Perpetual Motion

Geometric abstraction in motion. Built from some black and white geometric shapes, rotating or oscillating. Blended using exclusion, mostly. The separate components of the blend change continuously and are phased so that the video could go on for a very long time, if required. This is a 2 min excerpt.

This complex video is actually built from a small number of simple geometric shapes that have been set in motion and composed (blended) with various filters, mostly an exclusion filter. This filter is particularly effective when images are pure black and white.

The component videos are simple.

One comprises a set of parallel lines, each quite wide, separated by equal sized gaps. The component video has these lines rotating at a constant speed.

By composing two copies of this simple component video, going at different speeds or in different directions, one gets some remarkably complex and attractive effects.

But that is just a start.

These composed videos then become components in the next stage of transformation.

A particular transformation used here is based on the idea of slit-scan photography (Wikipedia). Effectively each frame of the output video is made from a selection of vertical strips of pixels taken from consecutive frames of the input video.

This transformation turns our rotating, blended videos from comprising straight lines, to being made from curves. The curves are the spatial representation of circular motion.

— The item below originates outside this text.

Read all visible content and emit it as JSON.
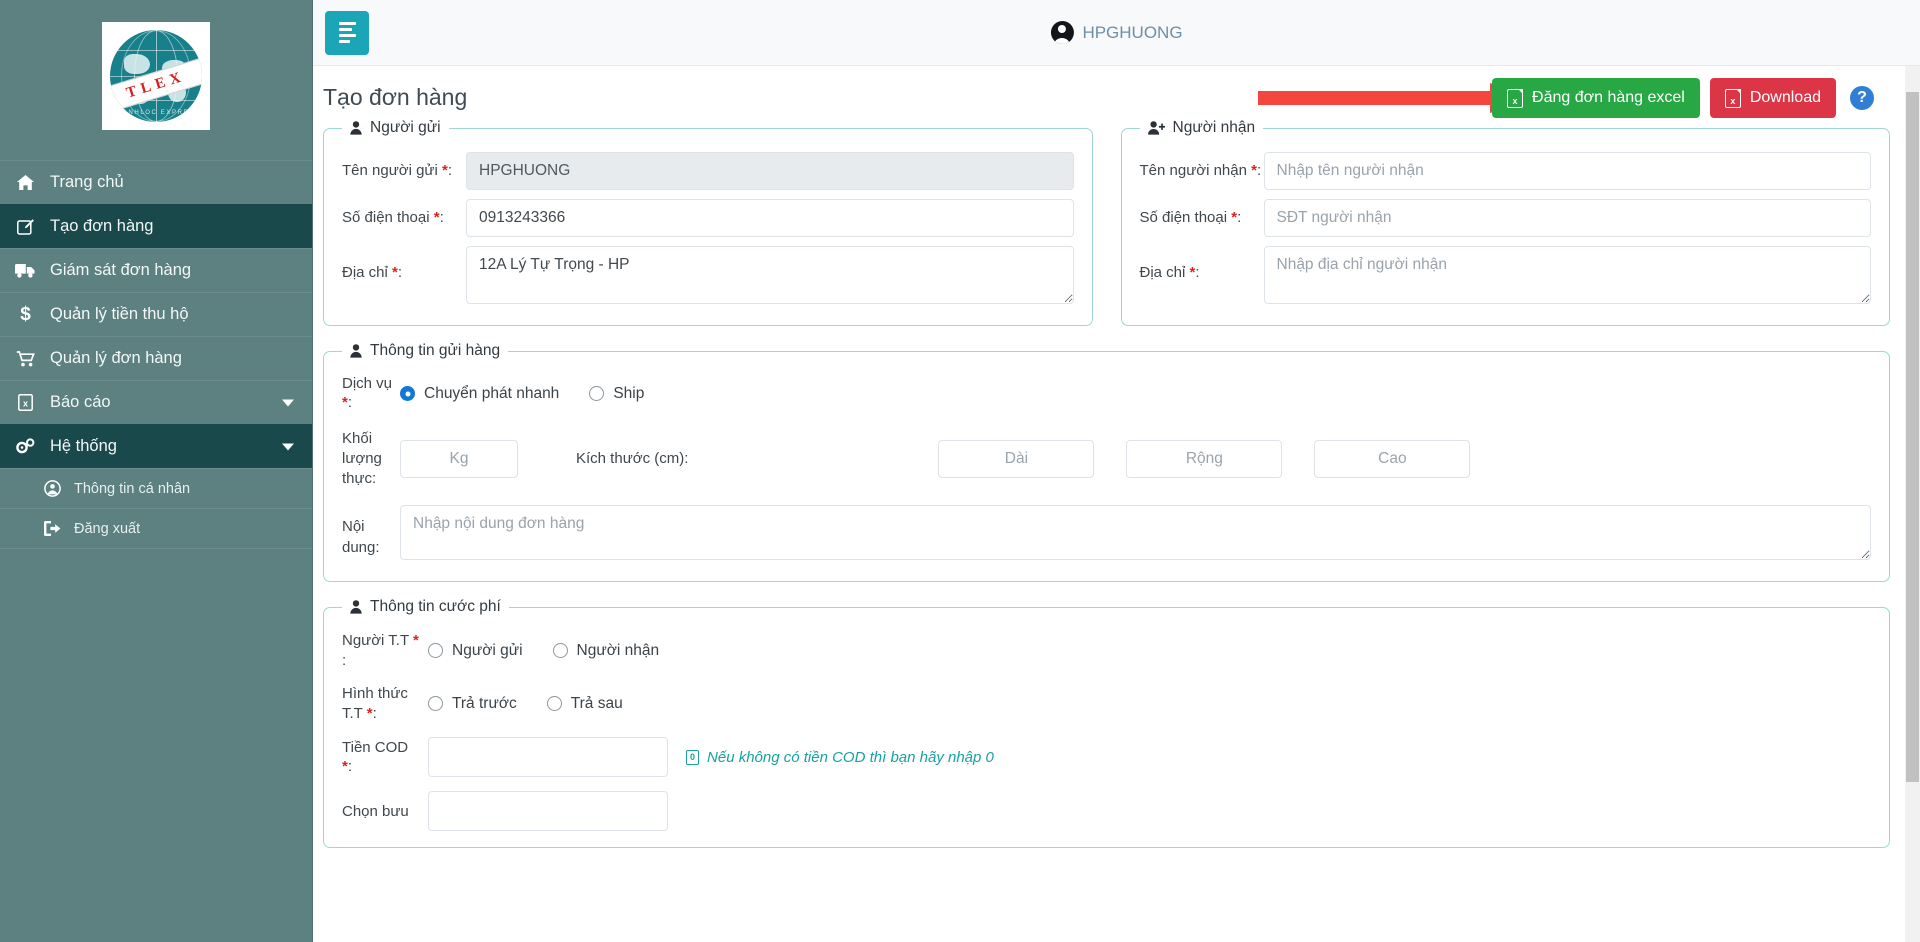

We have swapped a physical dimension for the time dimension.

This kind of processing can be tedious and error-prone, but it leads to shapes it is difficult to describe any other way.

So far, we have created short video components from initial drawings, rotated and oscillated them, blended them and transformed them in other ways including the slit.

This production line has created many dozens of quite different geometric videos shorts (typically 10-20 sec loops).

The final video is created from these components, first by joining selections of them in sequence, cross-fading where they join.

Two of these much longer sequences are now blended together. The lengths and order of the smallest components has been chosen so that a huge amount of variety is generated.

This short excerpt is only a few minutes long. But it could have been much longer, using only a small number of components and processes.

If you watched a longer version of a video constructed this way, it would not be obvious that you hadn't seen a particular scene earlier in the performance. But you can show mathematically that no frame has been repeated.

The audio is a composition created in a similar way, but using more obvious audio looping techniques and was not particularly created for this video. It is a collage of sounds stuck together to parallel the changes in the video. All videos should have sound, don't you think?